Friday, September 26, 2008

Region's financial experts clash on need for bailout

As the Bush administration presses Congress to authorize a $700 billion rescue of Wall Street, local experts disagree on what the final bailout should look like -- or even the need for one.

Federal Reserve Chairman Ben Bernanke and Treasury Secretary Henry Paulson are requesting a bundle from taxpayers.

"They haven't made a good case that this is going to solve our economic problems. Paulson at one point said they might need to go higher," said Allan Meltzer, professor of political economy and public policy at Carnegie Mellon University and a leading authority on the Federal Reserve.


Meltzer said that after a TV news interview in which he opposed the bailout, he received 70 e-mails -- all agreeing with him.

"The public doesn't like this, and Paulson and Bernanke haven't sold the public on this idea," Meltzer said. "Bernanke has been predicting a crisis since January, and it hasn't happened. ... It's not the best way to run a democratic process, to rush this through Congress."

The bailout plan -- whose outlines administration and congressional leaders endorsed Thursday, but which lawmakers have yet to vote on -- would have the government spend $700 billion to buy troubled securities from Wall Street firms and other banks. That would leave the institutions in better financial shape and, presumably, more willing to loan money to businesses and consumers.

What would happen to the stock market and the economy if the bailout plan failed to pass Congress, which has pressed for details all week? Many experts are pessimistic.

"The cost of not doing anything would be incalculable," said economist Norman Robertson, economic adviser to Smithfield Trust, Downtown. "The flow of credit could come to a halt, and the risk would be a painful and lengthy recession."

An inability of most consumers and companies to obtain credit would produce a severe economic contraction that could push the unemployment rate up to 7 percent or higher, said Robertson.

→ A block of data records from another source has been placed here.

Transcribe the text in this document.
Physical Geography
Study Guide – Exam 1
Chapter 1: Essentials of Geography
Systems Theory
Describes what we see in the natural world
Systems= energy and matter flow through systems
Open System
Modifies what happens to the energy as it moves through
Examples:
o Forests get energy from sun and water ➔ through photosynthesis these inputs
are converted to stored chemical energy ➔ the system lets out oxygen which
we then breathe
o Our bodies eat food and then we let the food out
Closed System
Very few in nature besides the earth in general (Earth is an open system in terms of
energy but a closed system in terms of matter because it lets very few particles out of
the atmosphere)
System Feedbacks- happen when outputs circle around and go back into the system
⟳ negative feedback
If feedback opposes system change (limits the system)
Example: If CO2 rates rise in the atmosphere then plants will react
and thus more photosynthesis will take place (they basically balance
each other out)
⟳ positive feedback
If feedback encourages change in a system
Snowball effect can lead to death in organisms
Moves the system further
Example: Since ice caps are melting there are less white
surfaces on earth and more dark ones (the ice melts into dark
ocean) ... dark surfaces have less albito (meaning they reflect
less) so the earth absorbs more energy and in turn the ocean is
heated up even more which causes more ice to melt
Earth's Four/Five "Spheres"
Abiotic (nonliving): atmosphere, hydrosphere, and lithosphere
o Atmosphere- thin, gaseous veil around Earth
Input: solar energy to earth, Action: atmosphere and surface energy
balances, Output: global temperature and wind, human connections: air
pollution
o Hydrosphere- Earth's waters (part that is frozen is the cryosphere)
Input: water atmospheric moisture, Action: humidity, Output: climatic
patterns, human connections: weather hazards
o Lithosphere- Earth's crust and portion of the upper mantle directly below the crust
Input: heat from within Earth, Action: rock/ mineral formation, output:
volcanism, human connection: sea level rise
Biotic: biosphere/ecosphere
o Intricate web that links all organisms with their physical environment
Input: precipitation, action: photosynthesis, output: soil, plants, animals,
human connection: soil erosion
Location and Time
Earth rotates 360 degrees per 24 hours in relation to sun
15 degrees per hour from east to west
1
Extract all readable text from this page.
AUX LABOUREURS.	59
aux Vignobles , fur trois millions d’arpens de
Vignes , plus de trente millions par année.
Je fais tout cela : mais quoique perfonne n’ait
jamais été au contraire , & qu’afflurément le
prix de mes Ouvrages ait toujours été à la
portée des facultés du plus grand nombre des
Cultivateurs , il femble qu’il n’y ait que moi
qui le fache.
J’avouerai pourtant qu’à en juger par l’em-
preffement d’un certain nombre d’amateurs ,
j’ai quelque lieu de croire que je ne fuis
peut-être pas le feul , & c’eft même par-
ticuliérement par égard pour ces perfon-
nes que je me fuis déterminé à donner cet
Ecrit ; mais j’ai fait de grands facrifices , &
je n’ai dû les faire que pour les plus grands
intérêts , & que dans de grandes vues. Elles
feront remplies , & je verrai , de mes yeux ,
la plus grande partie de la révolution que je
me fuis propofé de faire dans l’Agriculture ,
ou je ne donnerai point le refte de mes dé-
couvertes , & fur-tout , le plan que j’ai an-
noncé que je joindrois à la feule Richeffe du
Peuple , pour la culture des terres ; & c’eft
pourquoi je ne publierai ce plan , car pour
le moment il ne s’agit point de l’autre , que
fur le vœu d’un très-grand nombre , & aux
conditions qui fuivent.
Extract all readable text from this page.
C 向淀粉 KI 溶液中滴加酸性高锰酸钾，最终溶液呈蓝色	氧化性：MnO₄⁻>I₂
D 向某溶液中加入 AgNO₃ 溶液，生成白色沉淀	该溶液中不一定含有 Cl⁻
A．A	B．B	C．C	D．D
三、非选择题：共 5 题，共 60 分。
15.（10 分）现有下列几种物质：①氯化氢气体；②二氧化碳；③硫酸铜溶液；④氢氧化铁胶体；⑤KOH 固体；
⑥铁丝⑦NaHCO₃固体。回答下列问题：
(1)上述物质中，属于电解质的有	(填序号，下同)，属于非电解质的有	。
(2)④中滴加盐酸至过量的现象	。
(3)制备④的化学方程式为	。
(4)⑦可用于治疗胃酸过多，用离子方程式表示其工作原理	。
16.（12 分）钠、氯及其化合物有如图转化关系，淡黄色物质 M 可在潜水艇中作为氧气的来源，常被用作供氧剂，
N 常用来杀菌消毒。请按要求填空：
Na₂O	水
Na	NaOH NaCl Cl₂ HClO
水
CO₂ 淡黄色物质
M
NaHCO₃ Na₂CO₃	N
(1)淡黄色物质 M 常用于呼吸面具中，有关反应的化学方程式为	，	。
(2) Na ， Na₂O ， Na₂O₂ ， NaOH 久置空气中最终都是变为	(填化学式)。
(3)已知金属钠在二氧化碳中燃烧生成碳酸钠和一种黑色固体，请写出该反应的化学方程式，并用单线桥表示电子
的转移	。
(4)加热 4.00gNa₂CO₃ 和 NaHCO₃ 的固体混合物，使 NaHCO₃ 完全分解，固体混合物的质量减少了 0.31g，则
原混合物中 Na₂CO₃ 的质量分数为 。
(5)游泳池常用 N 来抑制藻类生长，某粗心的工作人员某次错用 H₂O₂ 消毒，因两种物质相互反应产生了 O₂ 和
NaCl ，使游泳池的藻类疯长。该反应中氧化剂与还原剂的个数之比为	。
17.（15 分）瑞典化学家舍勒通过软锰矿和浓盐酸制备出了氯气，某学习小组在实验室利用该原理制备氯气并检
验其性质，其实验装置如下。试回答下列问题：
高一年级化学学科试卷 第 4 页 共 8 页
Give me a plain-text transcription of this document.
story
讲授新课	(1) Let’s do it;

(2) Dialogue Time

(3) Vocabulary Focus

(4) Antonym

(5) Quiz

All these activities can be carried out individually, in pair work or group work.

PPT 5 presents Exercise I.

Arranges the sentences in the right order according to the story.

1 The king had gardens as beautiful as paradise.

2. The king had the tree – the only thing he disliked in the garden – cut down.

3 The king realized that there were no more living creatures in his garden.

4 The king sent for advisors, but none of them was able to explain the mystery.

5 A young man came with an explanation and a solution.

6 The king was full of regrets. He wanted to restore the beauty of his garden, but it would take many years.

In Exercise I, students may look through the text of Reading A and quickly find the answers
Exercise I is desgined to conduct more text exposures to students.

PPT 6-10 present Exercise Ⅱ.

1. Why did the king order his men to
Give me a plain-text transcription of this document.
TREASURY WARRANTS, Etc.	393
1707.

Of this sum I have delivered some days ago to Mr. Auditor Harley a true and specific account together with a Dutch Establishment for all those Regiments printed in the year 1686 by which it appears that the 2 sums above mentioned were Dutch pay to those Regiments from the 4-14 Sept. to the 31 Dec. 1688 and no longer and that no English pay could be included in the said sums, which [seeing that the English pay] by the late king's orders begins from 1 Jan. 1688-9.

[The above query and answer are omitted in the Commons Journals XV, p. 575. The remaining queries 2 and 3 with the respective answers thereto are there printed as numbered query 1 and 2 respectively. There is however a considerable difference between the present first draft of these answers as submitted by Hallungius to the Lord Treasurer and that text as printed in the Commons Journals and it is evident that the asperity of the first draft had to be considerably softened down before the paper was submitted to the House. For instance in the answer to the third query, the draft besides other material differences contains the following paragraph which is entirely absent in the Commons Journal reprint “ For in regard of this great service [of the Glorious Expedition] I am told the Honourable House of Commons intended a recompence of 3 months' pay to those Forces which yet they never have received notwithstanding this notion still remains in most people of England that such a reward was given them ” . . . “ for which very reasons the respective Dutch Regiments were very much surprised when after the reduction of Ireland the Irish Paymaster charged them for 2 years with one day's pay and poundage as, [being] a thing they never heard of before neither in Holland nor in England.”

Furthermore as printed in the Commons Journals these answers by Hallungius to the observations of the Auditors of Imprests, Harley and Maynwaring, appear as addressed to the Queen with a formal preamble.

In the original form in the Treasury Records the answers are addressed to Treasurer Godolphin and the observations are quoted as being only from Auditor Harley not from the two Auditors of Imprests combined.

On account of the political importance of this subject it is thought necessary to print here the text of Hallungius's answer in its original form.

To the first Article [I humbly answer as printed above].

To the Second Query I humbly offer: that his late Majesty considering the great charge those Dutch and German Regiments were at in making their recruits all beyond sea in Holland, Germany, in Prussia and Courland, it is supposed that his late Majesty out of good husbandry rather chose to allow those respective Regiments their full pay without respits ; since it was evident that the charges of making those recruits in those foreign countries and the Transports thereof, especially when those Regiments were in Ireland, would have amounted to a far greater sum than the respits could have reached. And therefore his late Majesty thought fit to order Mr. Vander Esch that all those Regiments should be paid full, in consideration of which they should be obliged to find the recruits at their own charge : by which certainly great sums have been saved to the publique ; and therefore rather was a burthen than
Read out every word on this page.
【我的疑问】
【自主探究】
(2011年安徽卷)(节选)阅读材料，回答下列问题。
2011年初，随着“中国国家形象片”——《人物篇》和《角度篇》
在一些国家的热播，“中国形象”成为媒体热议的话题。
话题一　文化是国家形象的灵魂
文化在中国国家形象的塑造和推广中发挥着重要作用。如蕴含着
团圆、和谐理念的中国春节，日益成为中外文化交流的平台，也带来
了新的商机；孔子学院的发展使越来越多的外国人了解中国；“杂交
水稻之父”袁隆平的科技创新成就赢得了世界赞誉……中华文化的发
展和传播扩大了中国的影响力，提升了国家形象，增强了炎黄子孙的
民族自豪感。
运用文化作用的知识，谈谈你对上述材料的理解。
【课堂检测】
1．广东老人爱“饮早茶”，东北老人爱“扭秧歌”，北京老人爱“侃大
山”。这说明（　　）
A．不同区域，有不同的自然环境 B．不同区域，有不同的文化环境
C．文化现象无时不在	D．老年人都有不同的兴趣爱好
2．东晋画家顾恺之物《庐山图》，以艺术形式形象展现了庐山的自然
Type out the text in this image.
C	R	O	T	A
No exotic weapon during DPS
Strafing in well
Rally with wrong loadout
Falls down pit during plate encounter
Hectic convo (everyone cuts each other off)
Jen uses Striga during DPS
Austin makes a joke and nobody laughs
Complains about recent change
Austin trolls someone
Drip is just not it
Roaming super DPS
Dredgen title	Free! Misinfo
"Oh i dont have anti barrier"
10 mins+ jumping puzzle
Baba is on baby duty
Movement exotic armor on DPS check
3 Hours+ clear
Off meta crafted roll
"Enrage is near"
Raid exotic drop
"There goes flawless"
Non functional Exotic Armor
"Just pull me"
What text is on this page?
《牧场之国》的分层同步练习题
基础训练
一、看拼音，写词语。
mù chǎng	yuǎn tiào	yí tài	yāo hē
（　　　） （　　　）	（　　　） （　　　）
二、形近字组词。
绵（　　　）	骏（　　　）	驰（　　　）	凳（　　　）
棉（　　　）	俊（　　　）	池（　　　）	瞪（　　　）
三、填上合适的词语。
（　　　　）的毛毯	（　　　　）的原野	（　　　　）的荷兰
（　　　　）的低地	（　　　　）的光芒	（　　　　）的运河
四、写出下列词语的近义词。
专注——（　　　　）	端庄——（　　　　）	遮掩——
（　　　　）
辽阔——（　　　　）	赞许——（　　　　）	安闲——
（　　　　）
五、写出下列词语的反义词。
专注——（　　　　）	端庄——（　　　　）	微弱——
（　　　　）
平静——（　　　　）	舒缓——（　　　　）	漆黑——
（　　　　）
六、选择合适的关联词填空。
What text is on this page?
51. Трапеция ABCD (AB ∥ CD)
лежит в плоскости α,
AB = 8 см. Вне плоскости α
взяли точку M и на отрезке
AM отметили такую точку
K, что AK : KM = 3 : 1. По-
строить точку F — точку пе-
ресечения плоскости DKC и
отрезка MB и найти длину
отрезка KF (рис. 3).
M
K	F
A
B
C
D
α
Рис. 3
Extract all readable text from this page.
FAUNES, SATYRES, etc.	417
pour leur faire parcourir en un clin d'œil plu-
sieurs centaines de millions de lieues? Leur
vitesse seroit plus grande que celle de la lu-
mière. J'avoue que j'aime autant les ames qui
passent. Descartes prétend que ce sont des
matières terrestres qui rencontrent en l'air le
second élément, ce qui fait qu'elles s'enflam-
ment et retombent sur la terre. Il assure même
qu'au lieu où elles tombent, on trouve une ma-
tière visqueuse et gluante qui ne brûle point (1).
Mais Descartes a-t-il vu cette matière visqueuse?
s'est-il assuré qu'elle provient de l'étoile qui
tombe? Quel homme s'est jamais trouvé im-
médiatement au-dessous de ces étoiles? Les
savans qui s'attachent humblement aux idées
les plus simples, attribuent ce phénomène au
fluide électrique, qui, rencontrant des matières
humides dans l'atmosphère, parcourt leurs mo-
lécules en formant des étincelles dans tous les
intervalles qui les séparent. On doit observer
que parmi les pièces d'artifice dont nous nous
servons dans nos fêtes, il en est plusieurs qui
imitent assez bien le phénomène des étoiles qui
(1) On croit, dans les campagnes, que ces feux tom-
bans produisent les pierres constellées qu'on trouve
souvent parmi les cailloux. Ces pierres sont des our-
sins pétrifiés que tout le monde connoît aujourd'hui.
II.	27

"If the deal falls apart over the weekend, I think you'd see a slide of 400 to 500 or 600 points -- or almost 6 percent -- in the Dow," said Malcolm Polley, chief investment officer at S&T Wealth Management in Indiana, Pa.

Financial analyst John Browne thinks that not passing a bailout would risk a "total disaster in America," which would spread globally on a scale "worse than the 1930s Depression."

"America is facing a financial meltdown" without a bailout within days, said Browne, a former member of the British Parliament and a columnist for the Tribune-Review. He is based in West Palm Beach, Fla.

He believes the $700 billion might not be enough to stabilize the financial markets because it seems to address only mortgage-related securities, not other questionable securities.

U.S. home mortgages total about $12.2 trillion, said Browne. Then, there are about $3 trillion in commercial mortgages, $2.5 trillion in municipal debt, and more than $20 trillion in corporate and consumer debt, such as credit cards.

How much of that nearly $38 trillion in debt is shaky?

"If you assume 5 percent of that debt would fail -- which is very conservative -- that's nearly $2 trillion," not the $700 billion being sought, said Browne. He worries that if a steep recession unfolds, the rescue could cost taxpayers much more than $2 trillion.

Meltzer sharply disagrees that a trillion-dollar bailout is justified and that the U.S. financial system is in "a crisis." He cites the confidence signified by billionaire Warren Buffett's decision to invest $5 billion in banking firm Goldman Sachs.

Rather than bailing out securities owners, Meltzer favors the Fed expanding direct lending to "anyone with good collateral," as it did in 1987 to stem widening effects of a stock market crash. That's largely how Japan climbed out of its bank crisis and deflationary slump of the 1990s.

Meltzer, who advised Japan at the time, said its central bank finally agreed to expand the money supply, which stimulated lending and pulled up real estate prices.

"I told them you should open the spigots as much as you can and announce that you will until (deflation) gets to zero," he said.

The experts do agree on this: The biggest problem with U.S. mortgage securities is that investors don't really know what's behind them.

"The problem is with the New York financial markets because no one knows the value of the properties underneath these securities," said Meltzer. "And they won't know until mortgages are valued and housing prices reach bottom."